Here are the overall results from implementations done by teams throughout the world. The dashed line indicates human performance at the same task. People typically think of recognizing faces as a very innate human task, but once again, we can be surprised that machine learning algorithms are now capable of equalling or outperforming humans.
In his talk, Professor Ng credits two major factors as contributing to the vast improvements in machine learning technology over the past five years. As an analogy, think of launching a rocket into orbit: we need 1) both giant rocket engines and 2) lots of rocket fuel.
The rocket engine in his scenario is the incredible computational performance improvements brought to us by GPU technology. The fuel then, is access to huge amounts of data, coming to us from the prevalence of internet connected sensors, online services, and our society’s march toward digitization.
To perform this astounding face comparison judgment, algorithms are trained on facial data. The flow chart in the image above shows that if the algorithm is not performing well on the training data, we need a more powerful rocket engine.
The second part of the flowchart above illustrates that if the algorithm is learning the training data quite well, but performing poorly when presented with new examples, then perhaps more “rocket fuel” is required, so gathering more training data would be the logical approach to improve the system.

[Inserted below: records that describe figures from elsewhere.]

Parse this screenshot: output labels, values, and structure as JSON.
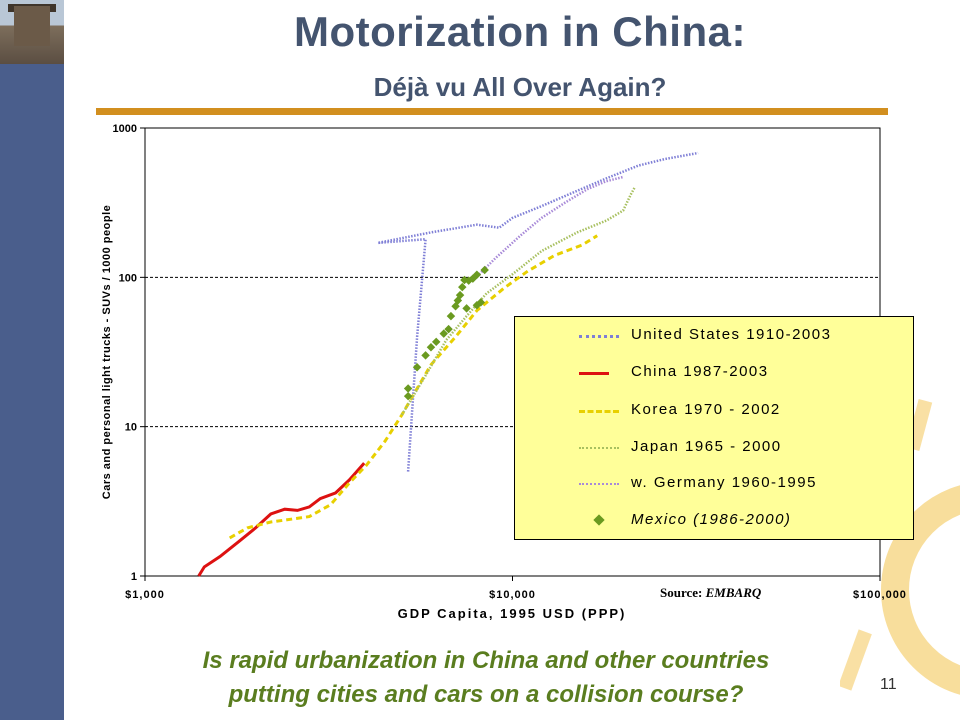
{
  "slide": {
    "title": "Motorization in China:",
    "subtitle": "Déjà vu All Over Again?",
    "question_line1": "Is rapid urbanization in China and other countries",
    "question_line2": "putting cities and cars on a collision course?",
    "page_number": "11",
    "source_label": "Source:",
    "source_name": "EMBARQ"
  },
  "colors": {
    "sidebar": "#4a5e8c",
    "title": "#44546f",
    "accent_rule": "#d28f1f",
    "question": "#5a7d1f",
    "legend_bg": "#ffff99"
  },
  "chart_data": {
    "type": "scatter",
    "xlabel": "GDP Capita, 1995 USD (PPP)",
    "ylabel": "Cars and personal light trucks - SUVs / 1000 people",
    "x_scale": "log",
    "y_scale": "log",
    "xlim": [
      1000,
      100000
    ],
    "ylim": [
      1,
      1000
    ],
    "x_ticks": [
      {
        "value": 1000,
        "label": "$1,000"
      },
      {
        "value": 10000,
        "label": "$10,000"
      },
      {
        "value": 100000,
        "label": "$100,000"
      }
    ],
    "y_ticks": [
      {
        "value": 1,
        "label": "1"
      },
      {
        "value": 10,
        "label": "10"
      },
      {
        "value": 100,
        "label": "100"
      },
      {
        "value": 1000,
        "label": "1000"
      }
    ],
    "grid": "horizontal dashed",
    "legend_position": "right",
    "series": [
      {
        "name": "United States 1910-2003",
        "color": "#7f7fd6",
        "style": "dotted",
        "points": [
          [
            5200,
            5
          ],
          [
            5500,
            40
          ],
          [
            5700,
            110
          ],
          [
            5800,
            180
          ],
          [
            4300,
            170
          ],
          [
            6000,
            200
          ],
          [
            8000,
            225
          ],
          [
            9200,
            215
          ],
          [
            10000,
            250
          ],
          [
            12000,
            300
          ],
          [
            15000,
            380
          ],
          [
            18000,
            460
          ],
          [
            22000,
            560
          ],
          [
            26000,
            620
          ],
          [
            32000,
            680
          ]
        ]
      },
      {
        "name": "China 1987-2003",
        "color": "#dd1111",
        "style": "solid",
        "points": [
          [
            1400,
            1
          ],
          [
            1450,
            1.15
          ],
          [
            1600,
            1.35
          ],
          [
            1800,
            1.7
          ],
          [
            2000,
            2.1
          ],
          [
            2200,
            2.6
          ],
          [
            2400,
            2.8
          ],
          [
            2600,
            2.75
          ],
          [
            2800,
            2.9
          ],
          [
            3000,
            3.3
          ],
          [
            3300,
            3.6
          ],
          [
            3600,
            4.4
          ],
          [
            3950,
            5.7
          ]
        ]
      },
      {
        "name": "Korea 1970 - 2002",
        "color": "#e8d000",
        "style": "dashed",
        "points": [
          [
            1700,
            1.8
          ],
          [
            1900,
            2.1
          ],
          [
            2200,
            2.3
          ],
          [
            2500,
            2.4
          ],
          [
            2800,
            2.5
          ],
          [
            3200,
            3.0
          ],
          [
            3600,
            4.2
          ],
          [
            4000,
            5.5
          ],
          [
            4500,
            8
          ],
          [
            5000,
            12
          ],
          [
            5500,
            18
          ],
          [
            6000,
            26
          ],
          [
            7000,
            40
          ],
          [
            8000,
            60
          ],
          [
            9500,
            85
          ],
          [
            11000,
            110
          ],
          [
            13000,
            140
          ],
          [
            15500,
            165
          ],
          [
            17000,
            190
          ]
        ]
      },
      {
        "name": "Japan 1965 - 2000",
        "color": "#a8c060",
        "style": "dotted",
        "points": [
          [
            5000,
            12
          ],
          [
            5800,
            22
          ],
          [
            6600,
            38
          ],
          [
            7500,
            55
          ],
          [
            8500,
            78
          ],
          [
            10000,
            105
          ],
          [
            12000,
            150
          ],
          [
            15000,
            200
          ],
          [
            18000,
            240
          ],
          [
            20000,
            280
          ],
          [
            21000,
            360
          ],
          [
            21500,
            400
          ]
        ]
      },
      {
        "name": "w. Germany 1960-1995",
        "color": "#a88ad8",
        "style": "dotted",
        "points": [
          [
            7800,
            95
          ],
          [
            9000,
            135
          ],
          [
            10500,
            190
          ],
          [
            12000,
            250
          ],
          [
            14000,
            320
          ],
          [
            16000,
            390
          ],
          [
            18000,
            440
          ],
          [
            20000,
            470
          ]
        ]
      },
      {
        "name": "Mexico (1986-2000)",
        "color": "#6a9a20",
        "style": "markers",
        "points": [
          [
            5200,
            16
          ],
          [
            5200,
            18
          ],
          [
            5500,
            25
          ],
          [
            5800,
            30
          ],
          [
            6000,
            34
          ],
          [
            6200,
            37
          ],
          [
            6500,
            42
          ],
          [
            6700,
            45
          ],
          [
            6800,
            55
          ],
          [
            7000,
            64
          ],
          [
            7100,
            70
          ],
          [
            7200,
            76
          ],
          [
            7300,
            86
          ],
          [
            7400,
            96
          ],
          [
            7600,
            95
          ],
          [
            7800,
            98
          ],
          [
            8000,
            104
          ],
          [
            8400,
            112
          ],
          [
            7500,
            62
          ],
          [
            8000,
            65
          ],
          [
            8200,
            68
          ]
        ]
      }
    ]
  }
}
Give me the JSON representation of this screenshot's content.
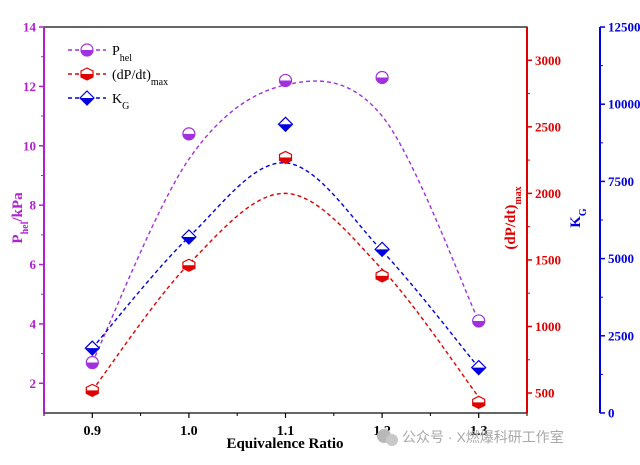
{
  "chart_data": {
    "type": "scatter",
    "xlabel": "Equivalence Ratio",
    "x": [
      0.9,
      1.0,
      1.1,
      1.2,
      1.3
    ],
    "x_ticks": [
      "0.9",
      "1.0",
      "1.1",
      "1.2",
      "1.3"
    ],
    "xlim": [
      0.85,
      1.35
    ],
    "axes": {
      "left": {
        "label_main": "P",
        "label_sub": "hel",
        "label_rest": "/kPa",
        "ylim": [
          1,
          14
        ],
        "ticks": [
          "2",
          "4",
          "6",
          "8",
          "10",
          "12",
          "14"
        ],
        "color": "#b020d0"
      },
      "middle": {
        "label_main": "(dP/dt)",
        "label_sub": "max",
        "ylim": [
          350,
          3250
        ],
        "ticks": [
          "500",
          "1000",
          "1500",
          "2000",
          "2500",
          "3000"
        ],
        "color": "#e00000"
      },
      "right": {
        "label_main": "K",
        "label_sub": "G",
        "ylim": [
          0,
          12500
        ],
        "ticks": [
          "0",
          "2500",
          "5000",
          "7500",
          "10000",
          "12500"
        ],
        "color": "#0000e0"
      }
    },
    "series": [
      {
        "name_main": "P",
        "name_sub": "hel",
        "axis": "left",
        "marker": "circle-half",
        "color": "#a030e0",
        "values": [
          2.7,
          10.4,
          12.2,
          12.3,
          4.1
        ],
        "fit": [
          2.7,
          9.55,
          12.05,
          11.0,
          4.1
        ]
      },
      {
        "name_main": "(dP/dt)",
        "name_sub": "max",
        "axis": "middle",
        "marker": "hexagon-half",
        "color": "#e00000",
        "values": [
          520,
          1460,
          2270,
          1380,
          430
        ],
        "fit": [
          520,
          1470,
          2000,
          1430,
          470
        ]
      },
      {
        "name_main": "K",
        "name_sub": "G",
        "axis": "right",
        "marker": "diamond-half",
        "color": "#0000e0",
        "values": [
          2100,
          5700,
          9350,
          5300,
          1470
        ],
        "fit": [
          2100,
          5700,
          8100,
          5250,
          1470
        ]
      }
    ],
    "legend_position": "top-left",
    "grid": false
  },
  "watermark": {
    "text": "公众号 · X燃爆科研工作室"
  }
}
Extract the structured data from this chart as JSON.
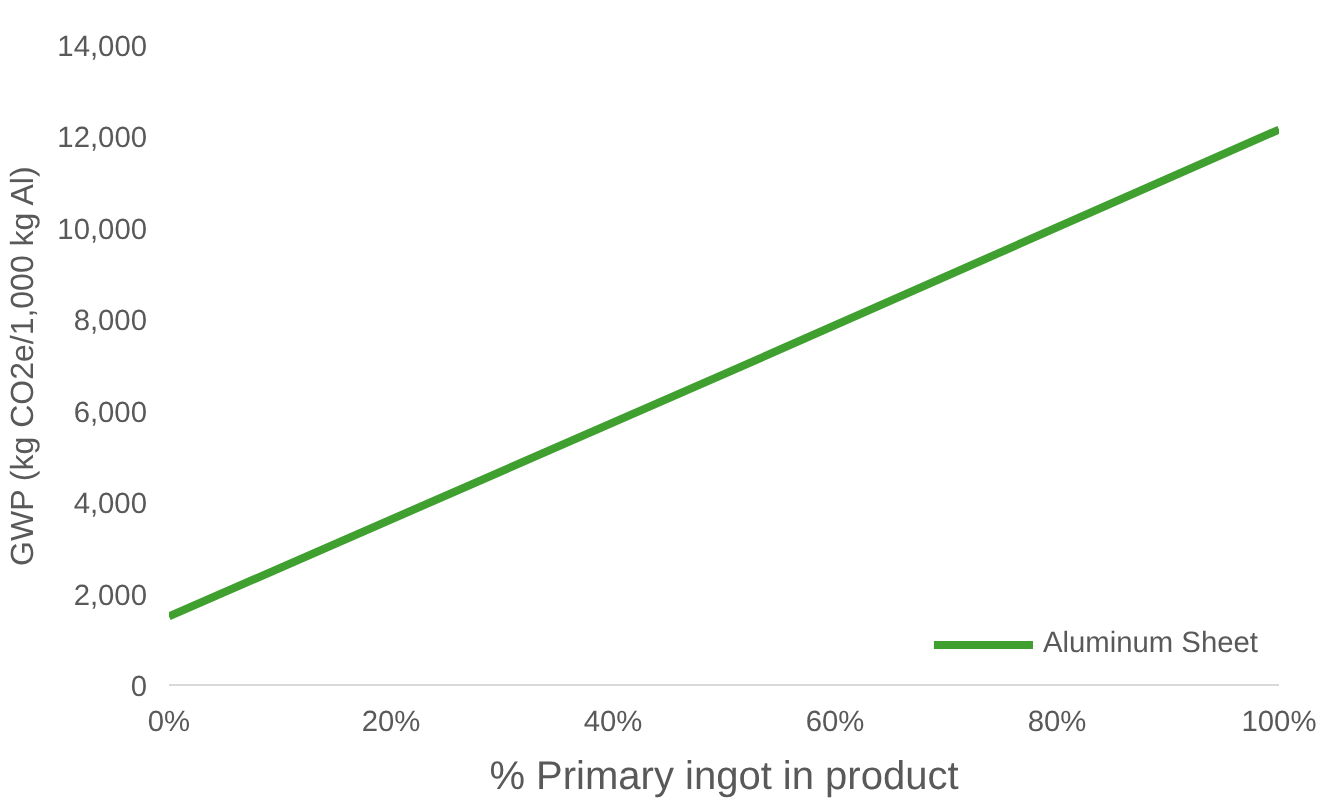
{
  "chart_data": {
    "type": "line",
    "xlabel": "% Primary ingot in product",
    "ylabel": "GWP (kg CO2e/1,000 kg Al)",
    "x": [
      0,
      50,
      100
    ],
    "series": [
      {
        "name": "Aluminum Sheet",
        "color": "#3f9f2f",
        "values": [
          1500,
          6800,
          12150
        ]
      }
    ],
    "xlim": [
      0,
      100
    ],
    "ylim": [
      0,
      14000
    ],
    "xticks": [
      {
        "value": 0,
        "label": "0%"
      },
      {
        "value": 20,
        "label": "20%"
      },
      {
        "value": 40,
        "label": "40%"
      },
      {
        "value": 60,
        "label": "60%"
      },
      {
        "value": 80,
        "label": "80%"
      },
      {
        "value": 100,
        "label": "100%"
      }
    ],
    "yticks": [
      {
        "value": 0,
        "label": "0"
      },
      {
        "value": 2000,
        "label": "2,000"
      },
      {
        "value": 4000,
        "label": "4,000"
      },
      {
        "value": 6000,
        "label": "6,000"
      },
      {
        "value": 8000,
        "label": "8,000"
      },
      {
        "value": 10000,
        "label": "10,000"
      },
      {
        "value": 12000,
        "label": "12,000"
      },
      {
        "value": 14000,
        "label": "14,000"
      }
    ],
    "grid": false,
    "legend": "bottom right",
    "line_style": "solid",
    "marker": "none"
  }
}
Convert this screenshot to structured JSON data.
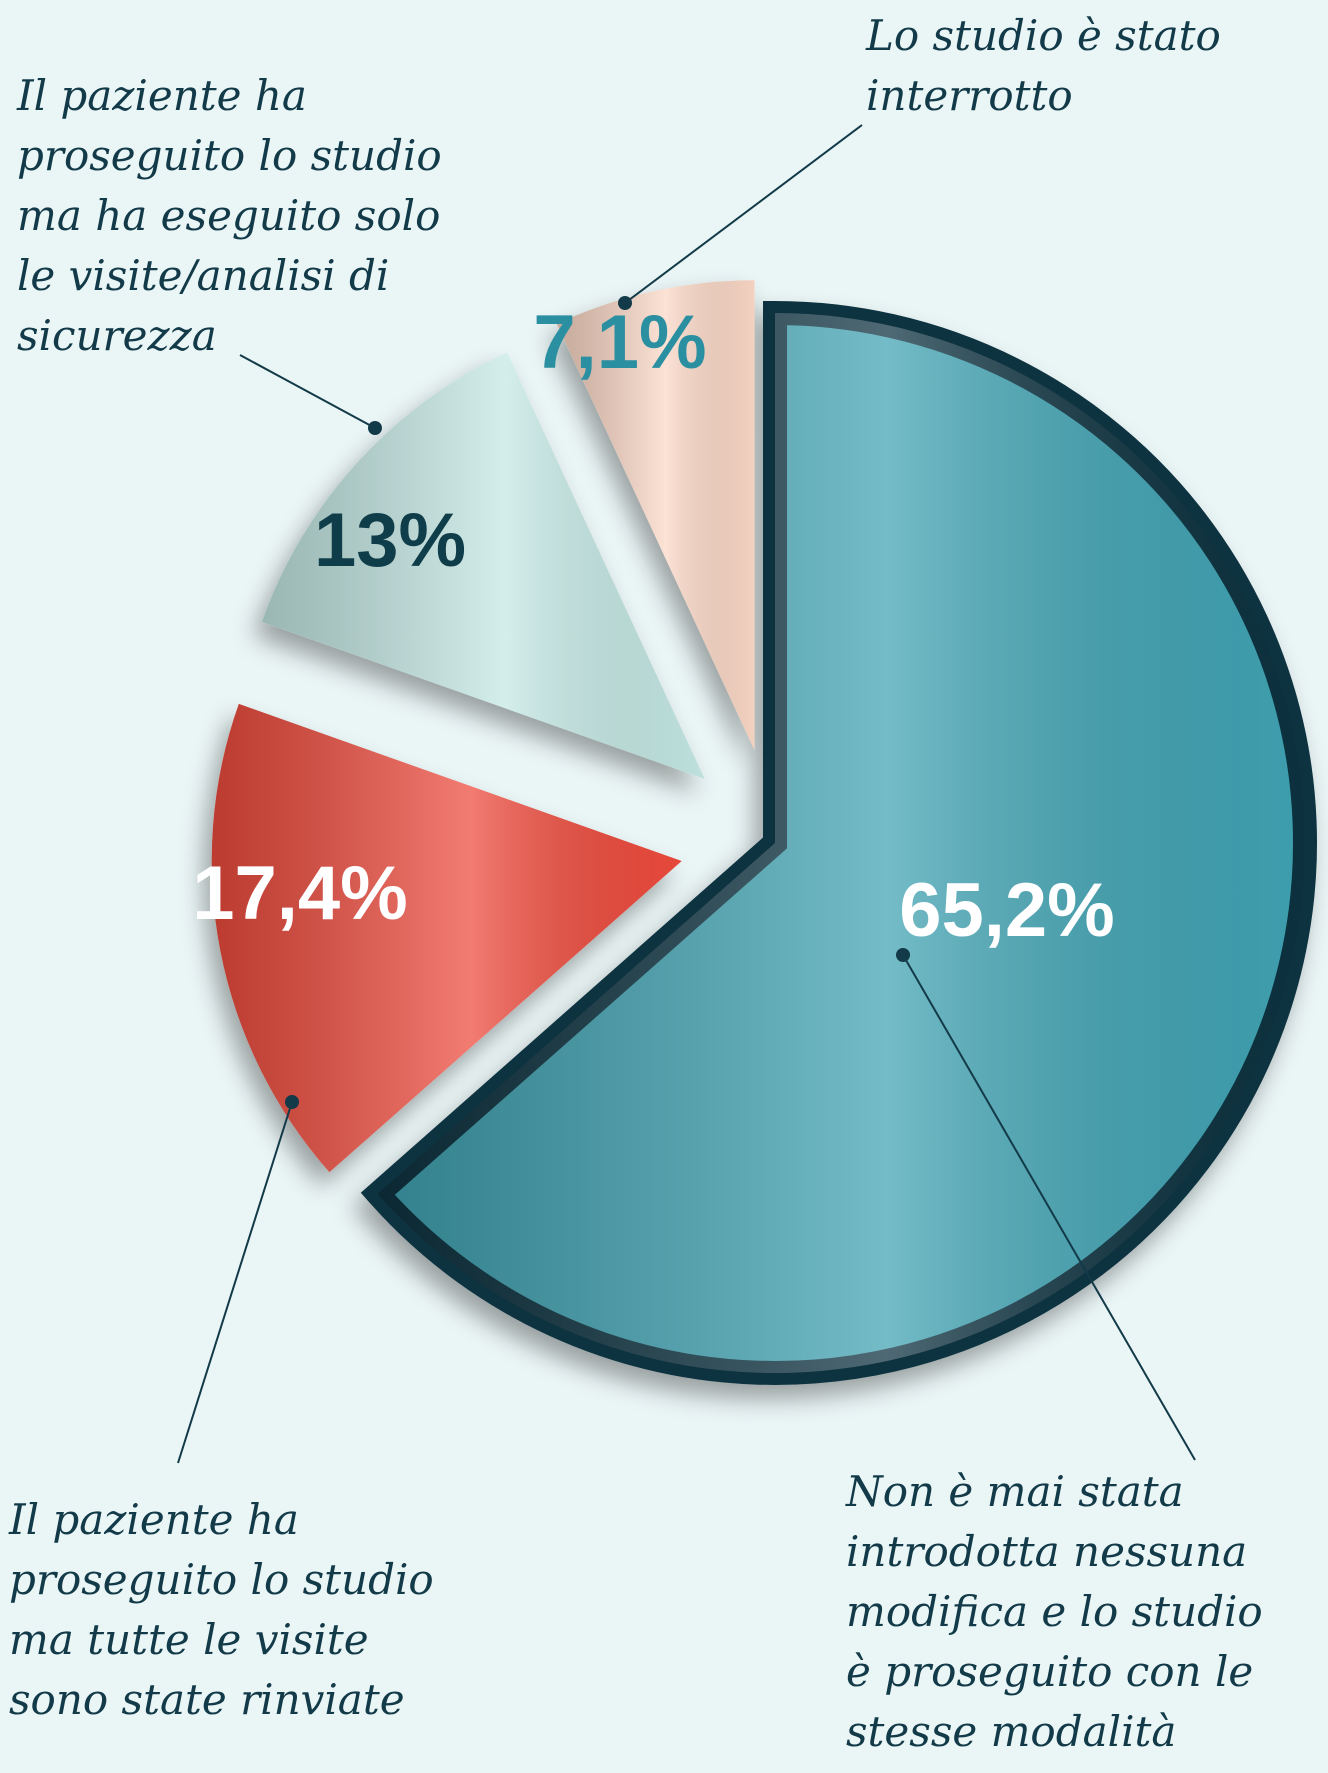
{
  "chart_data": {
    "type": "pie",
    "categories": [
      "Non è mai stata introdotta nessuna modifica e lo studio è proseguito con le stesse modalità",
      "Il paziente ha proseguito lo studio ma tutte le visite sono state rinviate",
      "Il paziente ha proseguito lo studio ma ha eseguito solo le visite/analisi di sicurezza",
      "Lo studio è stato interrotto"
    ],
    "values": [
      65.2,
      17.4,
      13,
      7.1
    ],
    "value_labels": [
      "65,2%",
      "17,4%",
      "13%",
      "7,1%"
    ],
    "colors": [
      "#3fa3b3",
      "#ee4b3d",
      "#c4e8e4",
      "#fbd8c6"
    ]
  }
}
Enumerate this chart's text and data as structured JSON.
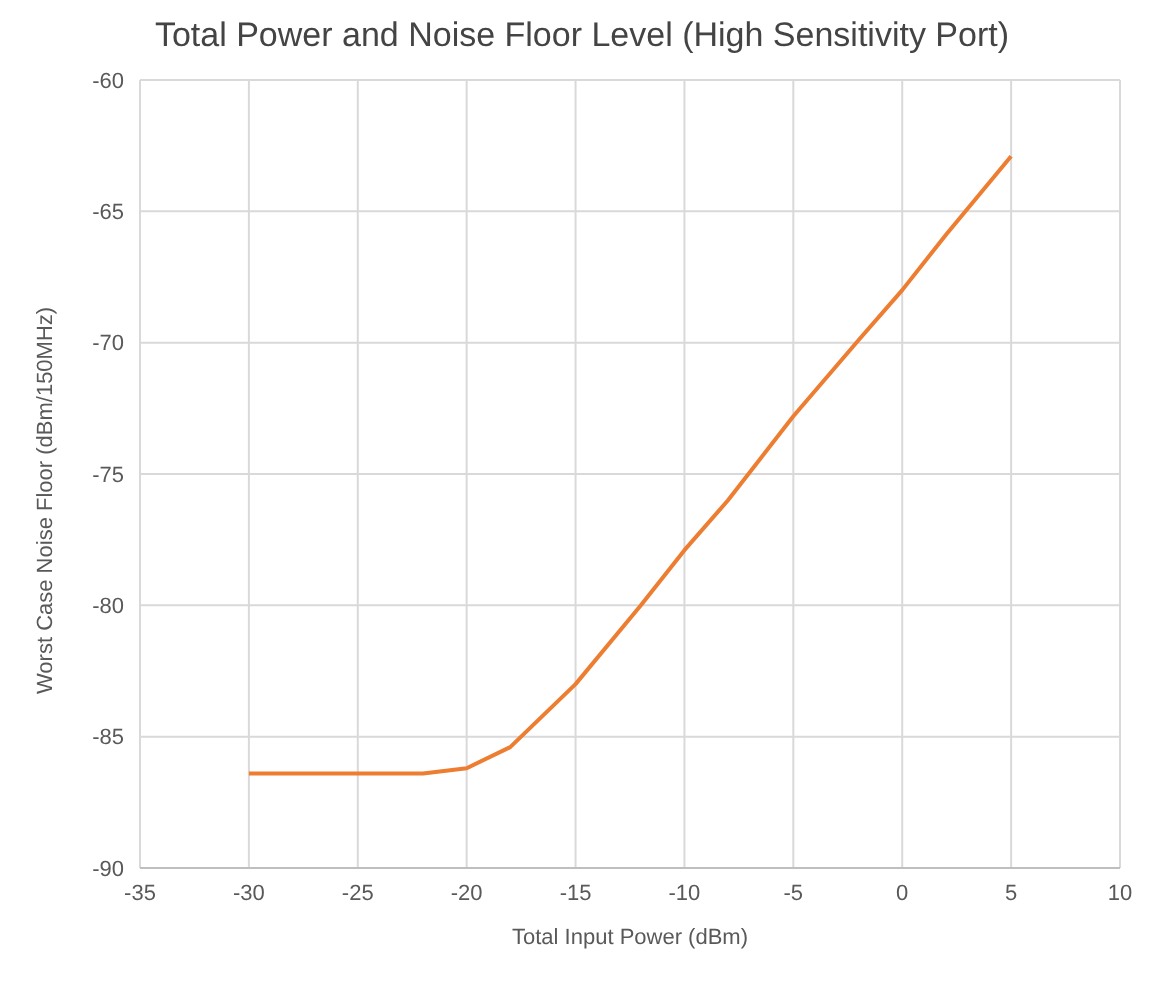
{
  "chart_data": {
    "type": "line",
    "title": "Total Power and Noise Floor Level (High Sensitivity Port)",
    "xlabel": "Total Input Power (dBm)",
    "ylabel": "Worst Case Noise Floor (dBm/150MHz)",
    "x": [
      -30,
      -25,
      -22,
      -20,
      -18,
      -15,
      -12,
      -10,
      -8,
      -5,
      -2,
      0,
      2,
      5
    ],
    "series": [
      {
        "color": "#ed7d31",
        "values": [
          -86.4,
          -86.4,
          -86.4,
          -86.2,
          -85.4,
          -83,
          -80,
          -77.9,
          -76,
          -72.8,
          -69.9,
          -68,
          -65.9,
          -62.9
        ]
      }
    ],
    "xlim": [
      -35,
      10
    ],
    "xticks": [
      -35,
      -30,
      -25,
      -20,
      -15,
      -10,
      -5,
      0,
      5,
      10
    ],
    "ylim": [
      -90,
      -60
    ],
    "yticks": [
      -90,
      -85,
      -80,
      -75,
      -70,
      -65,
      -60
    ],
    "grid": true,
    "legend": false,
    "marker": "none",
    "line_style": "solid"
  }
}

Professor Ng compares the benefits of high performance computing with cloud computing and states that better training performance may be achievable say with 32 GPUs in a co-located rack than by a larger number of servers running in the cloud. His reasoning is that communication latency, server downtime and other failures are more prevalent in cloud-based systems because they are spread out across more machines with more network connections.
Machine learning has been demonstrated to be good at many things. The recent improvements are not limited to face comparisons, in fact in this same talk improvements to Baidu’s speech recognition system were shown to perform well in noisy environments.